The cylindrical shape of nematodes made it impossible for them to use respiration exclusively via simple diffusion between cells, since they contain tissues far from their exterior. This problem was solved by the presence of an inner cavity in the body filled with fluid, called the pseudocoelom. The pseudocoelom has the function of distributing gases and nutrients to the body as well as collecting waste. In addition, it serves as a hydrostatic base to maintain the shape of the worm.
(Due to the fact that the pseudocoelom fluid and the pseudocoelom do not constitute a true circulatory system with blood and a heart, the respiration in nematodes is not considered to be cutaneous; rather, scientists consider that these animals still carry out respiration via diffusion).

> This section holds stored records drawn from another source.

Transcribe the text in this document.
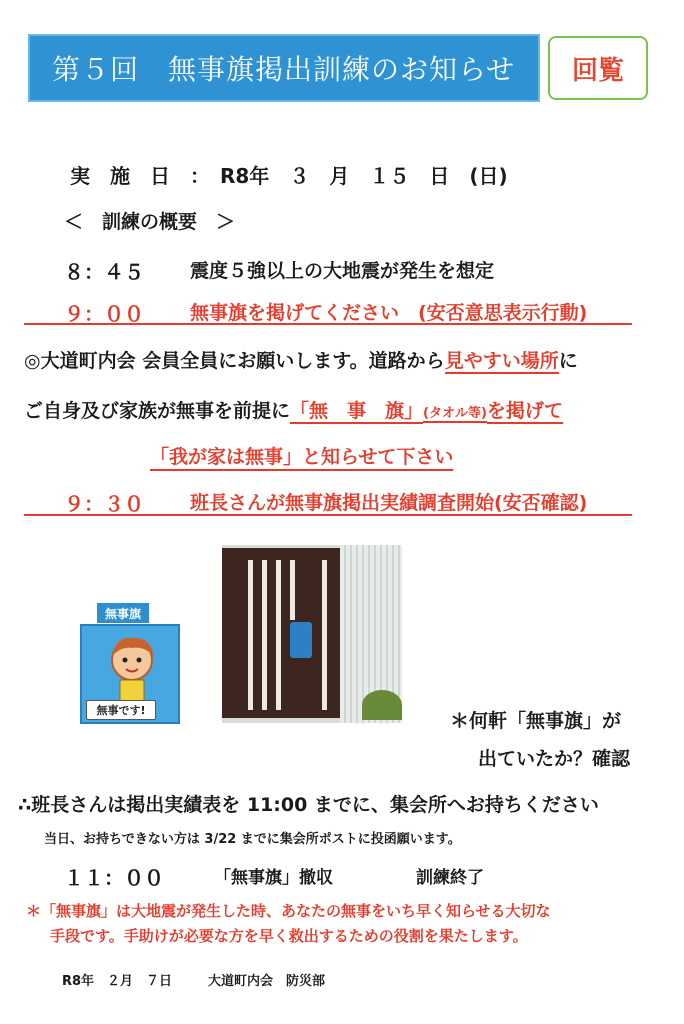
第５回　無事旗掲出訓練のお知らせ	回覧
実　施　日　：　R8年　３　月　１５　日　(日)
＜　訓練の概要　＞
８：４５ 震度５強以上の大地震が発生を想定
９：００ 無事旗を掲げてください　(安否意思表示行動)
◎大道町内会 会員全員にお願いします。道路から見やすい場所に
ご自身及び家族が無事を前提に「無　事　旗」(タオル等)を掲げて
「我が家は無事」と知らせて下さい
９：３０ 班長さんが無事旗掲出実績調査開始(安否確認)
無事旗
無事です!	＊何軒「無事旗」が
出ていたか？確認
∴班長さんは掲出実績表を 11:00 までに、集会所へお持ちください
当日、お持ちできない方は 3/22 までに集会所ポストに投函願います。
１１：００	「無事旗」撤収	訓練終了
＊「無事旗」は大地震が発生した時、あなたの無事をいち早く知らせる大切な
手段です。手助けが必要な方を早く救出するための役割を果たします。
R8年　２月　７日	大道町内会　防災部
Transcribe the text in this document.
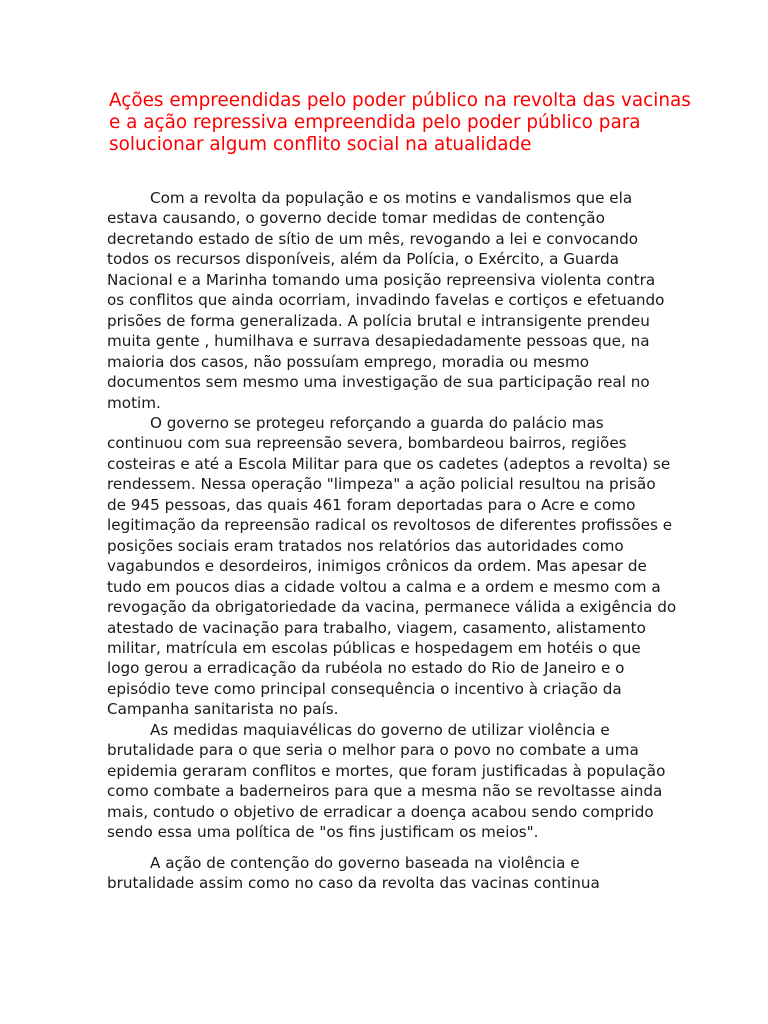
Ações empreendidas pelo poder público na revolta das vacinas
e a ação repressiva empreendida pelo poder público para
solucionar algum conflito social na atualidade

Com a revolta da população e os motins e vandalismos que ela
estava causando, o governo decide tomar medidas de contenção
decretando estado de sítio de um mês, revogando a lei e convocando
todos os recursos disponíveis, além da Polícia, o Exército, a Guarda
Nacional e a Marinha tomando uma posição repreensiva violenta contra
os conflitos que ainda ocorriam, invadindo favelas e cortiços e efetuando
prisões de forma generalizada. A polícia brutal e intransigente prendeu
muita gente , humilhava e surrava desapiedadamente pessoas que, na
maioria dos casos, não possuíam emprego, moradia ou mesmo
documentos sem mesmo uma investigação de sua participação real no
motim.

O governo se protegeu reforçando a guarda do palácio mas
continuou com sua repreensão severa, bombardeou bairros, regiões
costeiras e até a Escola Militar para que os cadetes (adeptos a revolta) se
rendessem. Nessa operação "limpeza" a ação policial resultou na prisão
de 945 pessoas, das quais 461 foram deportadas para o Acre e como
legitimação da repreensão radical os revoltosos de diferentes profissões e
posições sociais eram tratados nos relatórios das autoridades como
vagabundos e desordeiros, inimigos crônicos da ordem. Mas apesar de
tudo em poucos dias a cidade voltou a calma e a ordem e mesmo com a
revogação da obrigatoriedade da vacina, permanece válida a exigência do
atestado de vacinação para trabalho, viagem, casamento, alistamento
militar, matrícula em escolas públicas e hospedagem em hotéis o que
logo gerou a erradicação da rubéola no estado do Rio de Janeiro e o
episódio teve como principal consequência o incentivo à criação da
Campanha sanitarista no país.

As medidas maquiavélicas do governo de utilizar violência e
brutalidade para o que seria o melhor para o povo no combate a uma
epidemia geraram conflitos e mortes, que foram justificadas à população
como combate a baderneiros para que a mesma não se revoltasse ainda
mais, contudo o objetivo de erradicar a doença acabou sendo comprido
sendo essa uma política de "os fins justificam os meios".

A ação de contenção do governo baseada na violência e
brutalidade assim como no caso da revolta das vacinas continua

The metabolic waste of nematodes is collected by two longitudinal lateral excretory channels that open at one single excretory pore near the mouth.
Roundworms have a ganglial nervous system with an anterior neural ring, which represents (evolutionarily) primitive cephalization.
Nematodes have two main longitudinal ganglial cords, one of which extends dorsally and the other of which ventrally under the epidermis. There may also be nerves that run laterally to these main cords. The nervous system of a free-living nematode, Caenorhabditis elegans, has been well-studied in neurophysiological research and contains 302 neurons.
The nematode C. Elegans was the organism used in the research on the genetic regulation of organogenesis and apoptosis, the researchers of which won the Nobel Prize in Medicine in 2002 (Brenner, Horvitz and Sulston).
Nematodes reproduce sexually. Nematode sperm cells do not have cilia or flagella, and they move through amoeboid movement, forming pseudopods.
The main human diseases caused by nematodes are ascariasis, ancylostomiasis (hookworm infection) and filariasis (commonly known by its sign, elephantiasis).
Examples of representative species: ascaris, hookworms, filaria, pinworms. Basic morphology: cylindrical (round) body, not segmented. Type of symmetry: bilateral. Germ layers and coelom: triploblastic, pseudocoelomates. Digestive system: complete. Respiratory system: respiration via diffusion. Circulatory system: circulating fluid within the pseudocoelom. Excretory system: excretory channels and excretory pore. Nervous system: ventral and dorsal ganglial cords, primitive cephalization. Type of reproduction: sexual.